Posted May 02, 2019 - 20:46 EDT
Update
We're almost there. Microsoft is saying "Mitigation Applied and Validating Final Recovery"

So looks like we're out of the woods. We're not seeing any more problems on our end. We'll send the official "resolved" message when we get final confirmation from Microsoft.
Posted May 02, 2019 - 20:01 EDT
Update
According to Microsoft...Most services are showing recovery.

We have been constantly checking Microsoft's DNS as well and we too see that it seems to be recovering.

This is the latest from Microsoft... They part is the last sentence...
Starting at 19:43 UTC on 02 May 2019, customers may experience intermittent connectivity issues with Azure and other Microsoft services (including M365, Dynamics, DevOps, etc).

Engineers have identified the underlying root cause as a name server delegation issue with DNS resolution, affecting network connectivity and downstream impact to Compute, Storage, App Service, AAD, and SQL Database services. Mitigation has been applied, and engineering teams are clearing resolver cache to fully mitigate the issue. Most services are showing recovery.
Posted May 02, 2019 - 19:14 EDT
Update
Just heard from Microsoft and they are saying "some customers may start to see recovery".

This is what Microsoft just wrote...
Customers may experience intermittent connectivity issues with Azure and other Microsoft services (including M365, Dynamics, DevOps, etc). Engineers are investigating DNS resolution issues affecting network connectivity. Connectivity issues are resulting in downstream impact to Compute, Storage, and Database services, and some customers may be unable to file support requests. More information will be provided as it becomes available.

Some customers may start to see recovery.
Posted May 02, 2019 - 18:10 EDT
Update
Microsoft (Azure) is still working on the issue. It's a DNS problem that's affecting all their customers.
Posted May 02, 2019 - 17:45 EDT
Update
It looks like it is a Microsoft Azure DNS issue.

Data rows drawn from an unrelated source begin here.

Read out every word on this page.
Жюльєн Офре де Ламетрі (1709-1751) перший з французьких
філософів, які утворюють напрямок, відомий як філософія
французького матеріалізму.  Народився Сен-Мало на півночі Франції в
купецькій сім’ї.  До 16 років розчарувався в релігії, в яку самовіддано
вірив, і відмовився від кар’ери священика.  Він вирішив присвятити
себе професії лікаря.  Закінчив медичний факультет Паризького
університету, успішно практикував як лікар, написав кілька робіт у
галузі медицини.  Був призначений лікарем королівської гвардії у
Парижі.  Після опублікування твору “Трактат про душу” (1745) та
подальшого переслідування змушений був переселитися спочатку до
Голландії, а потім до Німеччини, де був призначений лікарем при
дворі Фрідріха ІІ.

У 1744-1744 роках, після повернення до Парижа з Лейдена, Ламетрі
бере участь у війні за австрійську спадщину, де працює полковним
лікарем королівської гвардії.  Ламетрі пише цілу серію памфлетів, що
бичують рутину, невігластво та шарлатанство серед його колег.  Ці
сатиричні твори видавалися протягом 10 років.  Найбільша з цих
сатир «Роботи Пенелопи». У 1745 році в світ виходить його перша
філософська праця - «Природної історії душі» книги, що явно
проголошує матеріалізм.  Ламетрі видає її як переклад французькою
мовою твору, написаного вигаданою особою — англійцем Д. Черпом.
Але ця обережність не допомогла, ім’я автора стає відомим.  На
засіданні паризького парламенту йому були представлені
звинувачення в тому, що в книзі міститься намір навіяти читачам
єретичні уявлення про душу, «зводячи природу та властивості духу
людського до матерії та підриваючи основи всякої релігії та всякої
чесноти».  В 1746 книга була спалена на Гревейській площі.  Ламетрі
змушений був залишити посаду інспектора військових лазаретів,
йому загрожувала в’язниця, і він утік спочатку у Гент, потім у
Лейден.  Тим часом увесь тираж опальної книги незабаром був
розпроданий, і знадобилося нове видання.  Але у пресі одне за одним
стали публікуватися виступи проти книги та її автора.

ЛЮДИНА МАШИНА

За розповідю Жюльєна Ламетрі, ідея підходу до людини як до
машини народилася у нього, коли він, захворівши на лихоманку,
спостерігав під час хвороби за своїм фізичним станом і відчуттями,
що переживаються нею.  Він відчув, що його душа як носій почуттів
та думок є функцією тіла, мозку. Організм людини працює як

HERE IS WHAT MICROSOFT JUST WROTE
Customers may experience intermittent connectivity issues with Azure and other Microsoft services (including M365, Dynamics, DevOps, etc). Engineers are investigating DNS resolution issues affecting network connectivity. Connectivity issues are resulting in downstream impact to Compute, Storage, and Database services, and some customers may be unable to file support requests. More information will be provided as it becomes available.
Posted May 02, 2019 - 17:25 EDT
Monitoring
We now know that the cause is Microsoft Azure (their cloud) having problems. We are monitoring the issue.

You can see this 21 second video
https://www.screencast.com/t/VC1Uc10fagZ8

Microsoft Azure is Microsoft's cloud that we and thousands of other companies across the world are on. So it's affecting companies everywhere.
Posted May 02, 2019 - 17:12 EDT
Identified
We have seen that the cause of the issue is something going on on Microsoft Azure. Here's what they posted.

MICROSOFT AZURE POSTED THIS...
We are investigating reports of connectivity issues with Azure Services. More information will be provided as it becomes available.

https://azure.microsoft.com/en-us/status/
Posted May 02, 2019 - 16:42 EDT
Update
We are continuing to investigate this issue.
Posted May 02, 2019 - 16:41 EDT
Investigating
We are seeing intermittent slowness and timeouts in Brick River websites and the system. It's not affecting everyone all the time but it is a problem. We are investigating.
Posted May 02, 2019 - 16:39 EDT
This incident affected: Brick River Websites, Brick River Web Console, Brick River Reg System, and Brick River Emailer.